Guillermo Del Toro Says 'Shape Of Water' Is An Antidote For Today's Cynicism
Mexican filmmaker Guillermo del Toro is known for blurring the line between fantasy and reality. He directed the 2006 dark fantasy Pan's Labyrinth,and in his latest film, The Shape of Water, he once again mixes realistic sets with mysterious monsters.
The Shape of Water is set near Washington, D.C., inside a Cold War government lab. In the midst of the space race with Russia, American authorities capture an amphibian sea creature. They plan to dissect it and see if it can withstand being shot into space.
While the beast, played by Doug Jones, clearly seems alien, its human-like characteristics are striking. Like the creatures in Pan's Labyrinth, Jones wore a meticulously designed suit and his amphibian man was given slight digital modifications in post-production.
Del Toro tells NPR's Rachel Martin, "The beautiful thing about this creature is [it's] sort of the Michelangelo's David of those creatures. He's absolutely gorgeous in every proportion, in every sculptural detail."
American and Russian officials are drawn to the monster for its ability to communicate without words. That's also how it connects with the film's mute heroine, Elisa, played by Sally Hawkins.
The characters around Elisa, including her friends, spend much of the film talking ather, even though they understand when she signs back to them. But when Elisa is with the creature, their ability to listen to each other is apparent.
"What is beautiful for me is that every single character that has the power of speech has problems communicating," del Toro says. "And the two characters that [do not have] the power of speech — they are mute or wordless — they are actually communicating beautifully."

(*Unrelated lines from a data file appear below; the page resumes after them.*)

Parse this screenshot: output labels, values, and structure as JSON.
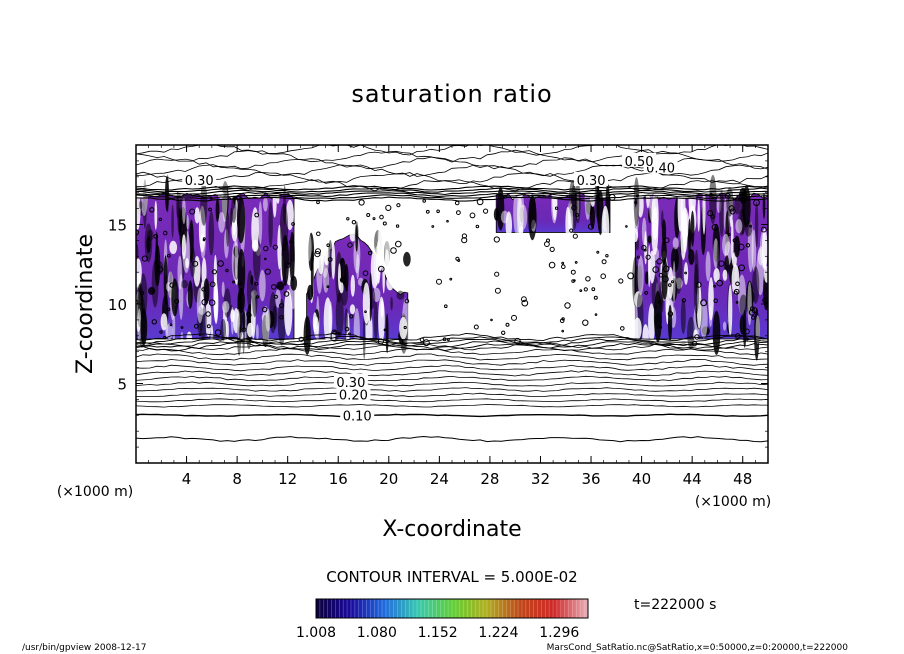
{
  "chart_data": {
    "type": "heatmap",
    "title": "saturation ratio",
    "xlabel": "X-coordinate",
    "ylabel": "Z-coordinate",
    "x_unit": "(×1000 m)",
    "y_unit": "(×1000 m)",
    "xlim": [
      0,
      50
    ],
    "ylim": [
      0,
      20
    ],
    "x_ticks": [
      4,
      8,
      12,
      16,
      20,
      24,
      28,
      32,
      36,
      40,
      44,
      48
    ],
    "y_ticks": [
      5,
      10,
      15
    ],
    "contour_interval_text": "CONTOUR INTERVAL = 5.000E-02",
    "contour_labels": [
      {
        "text": "0.10",
        "x": 17.5,
        "y": 3.0
      },
      {
        "text": "0.20",
        "x": 17.2,
        "y": 4.3
      },
      {
        "text": "0.30",
        "x": 17.0,
        "y": 5.1
      },
      {
        "text": "0.30",
        "x": 5.0,
        "y": 17.8
      },
      {
        "text": "0.30",
        "x": 36.0,
        "y": 17.8
      },
      {
        "text": "0.40",
        "x": 41.5,
        "y": 18.6
      },
      {
        "text": "0.50",
        "x": 39.8,
        "y": 19.0
      }
    ],
    "supersaturated_regions": [
      {
        "x_start": 0,
        "x_end": 12.5,
        "z_start": 7.8,
        "z_end": 17.0
      },
      {
        "x_start": 13.5,
        "x_end": 21.5,
        "z_start": 7.8,
        "z_end": 14.5
      },
      {
        "x_start": 28.5,
        "x_end": 37.5,
        "z_start": 14.5,
        "z_end": 17.0
      },
      {
        "x_start": 39.5,
        "x_end": 50,
        "z_start": 7.8,
        "z_end": 17.0
      }
    ],
    "colorbar": {
      "ticks": [
        "1.008",
        "1.080",
        "1.152",
        "1.224",
        "1.296"
      ],
      "min": 1.008,
      "max": 1.33,
      "colors": [
        "#0c003a",
        "#1a0a9e",
        "#1f6adf",
        "#38c8b0",
        "#5fcf38",
        "#b0b020",
        "#c04818",
        "#d02828",
        "#e8b0b8"
      ]
    },
    "time_label": "t=222000 s",
    "fill_color": "#7a2ab8"
  },
  "footer": {
    "left": "/usr/bin/gpview   2008-12-17",
    "right": "MarsCond_SatRatio.nc@SatRatio,x=0:50000,z=0:20000,t=222000"
  }
}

Del Toro says he uses Elisa and the creature's connection as a window to how people should communicate with one another.
"The movie is about connecting with 'the other,' " he says. "You know, the idea of empathy, the idea of how we do need each other to survive. And that's why the original title of the screenplay when I wrote it was A Fairy Tale for Troubled Times, because I think that this is a movie that is incredibly pertinent and almost like an antidote to a lot of the cynicism and disconnect that we experience day to day."
Like many of his films, The Shape of Water was also informed by del Toro's Catholic upbringing. (Today he describes himself as "lapsed.") The sea creature, for example, was inspired by both Catholicism and fairy tales.
"A very Catholic notion is the humble force, or the force of humility, that gets revealed as a god-like figure toward the end," he says. "It's also used in fairy tales. In fairy tales, in fact, there is an entire strand of tales that would be encompassed by the title 'The Magical Fish.' And [it's] not exactly a secret that a fish is a Christian symbol."
In The Shape of Water and in Pan's Labyrinth, del Toro also flirts with the idea of an afterlife — even though he doesn't believe in it.
"I don't think there is life beyond death, I don't," he says. "But I do believe that we get this clarity in the last minute of our life. The titles we achieved, the honors we managed, they all vanish. You are left alone with you and your deeds and the things you didn't do. And that moment of clarity gives you either peace or the most tremendous fear, because you finally have no cover, and you finally realize exactly who you are."